Верхние стекла в трехстворчатом окне цветные: от этого в комнате мягкий и странный свет. В нише, за письменным столом, белоснежный диван, над диваном картина Левитана: зелень и речка — русская природа, густое масло. Грусть и тишина.
И сам Левитан рядом.
При выходе из ниши письменный стол. На нем в скупом немецком порядке карандаши и перья, докторский молоток и почтовые пакеты, которые Чехов не успел уже вскрыть. Они пришли в мае 1904 г., и в мае он уехал за границу умирать.
— В особенности донимали Антона Павловича начинающие писатели. Приедет, читает, а потом спрашивает: «Ну как вы находите, Антон Павлович?»
А тот был очень деликатный, совестился сказать, что — ерунда. Язык у него не поворачивался. И всем говорил: «Да ничего, хорошо... Работайте». Не то что Шаляпин, тот прямо так и бухал каждому: «Никакого у вас голоса нет, и артистом вы быть не можете!»
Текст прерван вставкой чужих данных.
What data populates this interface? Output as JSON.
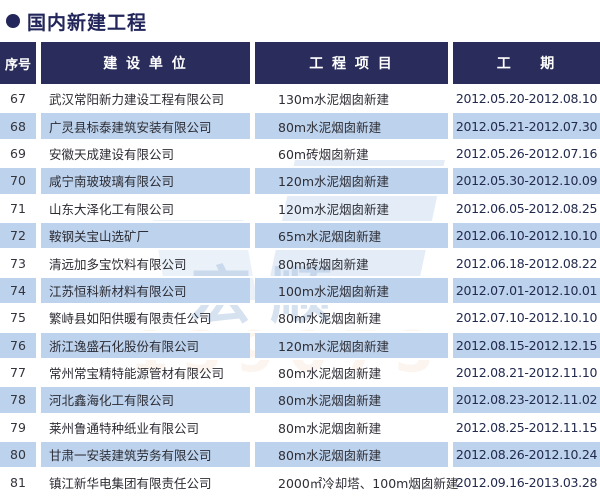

В спальне на столике порошок фенацетина — не успел его принять Чехов, — и его рукой написано «phenal...» — и слово оборвано.
Здесь свечи под зеленым колпаком, и стоит толстый красный шкаф — мать подарила Чехову. Его в семье называли насмешливо «наш многоуважаемый шкаф», а потом он стал «многоуважаемый» в «Вишневом саду».
Если придется ехать на автомобиле из Ялты в Севастополь, да сохранит вас небо от каких-либо машин, кроме машин Крымкурсо. Я пожелал сэкономить два рубля — и «сэкономил». Обратился в какую-то артель шоферов. У Крымкурсо место до Севастополя стоит 10 руб., а у этих 8.
Бойкая личность в конторе артели, личность лысая и европейски вежливая, в грязнейшей сорочке, сказала, что в машине поедет пять человек. Когда утром на другой день подали эту машину — я ахнул. Сказать, какой это фирмы машина, не может ни один специалист, ибо в ней не было двух частей с одной и той же фабрики, ибо все были с разных. Правое колесо было «Мерседеса» (переднее), два задних были «Пеуса», мотор фордовский, кузов черт знает какой! Вероятно, просто русский. Вместо резиновых камер — какая-то рвань.
Все это громыхало, свистело, и передние колеса ехали не просто вперед, а «разъезжались», как пьяные.
И протестовать поздно, и протестовать бесполезно.
Можно на севастопольский поезд опоздать, другую машину искать негде.
Шофер нагло, упорно и мрачно улыбается и уверяет, что это лучшая машина в Крыму по своей быстроходности.
Кроме того, поехали, конечно, не пять, а 11 человек: 8 пассажиров с багажом и три шофера — двое действующих и третий — бойкое существо в синей блузе, кажется, «автор» этой первой по быстроходности машины, в полном смысле слова «интернациональной». И мы понеслись.
В Гаспре «первая по быстроходности машина», конечно, сломалась, и все пассажиры этому, конечно, обрадовались.
Заключенный в трубу, бежит холоднейший ключ. Пили из него жадно, лежали, как ящерицы на солнце. Зелени — океан, уступы, скалы...
Шина лопнула в Мисхоре. Вторая — в Алупке, облитой солнцем. Опять страшно радовались. Навстречу пролетали лакированные машины Крымкурсо с закутанными в шарфы нэпманскими дамами.
Но только не в шарфах и автомобилях нужно проходить этот путь, а пешком. Тогда только можно оценить красу Южного берега.
Под вечер, обожженные, пыльные, пьяные от воздуха, катили в беленький раскидистый Севастополь и тут ощутили тоску: «Вот из Крыма нужно уезжать».
Автобандиты отвязали вещи. Угол на одном чемодане был вскрыт, как ножом, и красивым углом был вырван клок из пледа. Все-таки при этой дьявольской езде машина «лизнула» крылом одну из мажар.
Лихие ездоки полюбовались на свою работу и уехали с веселыми гудками, а мы вечером из усеянного звездами Севастополя, в теплый и ароматный вечер, с тоскою и сожалением уехали в Москву.
Вечерний выпуск «Красной газеты» (Ленинград). 3 августа, 10 августа, 22 августа, 24 августа, 31 августа 1925 г.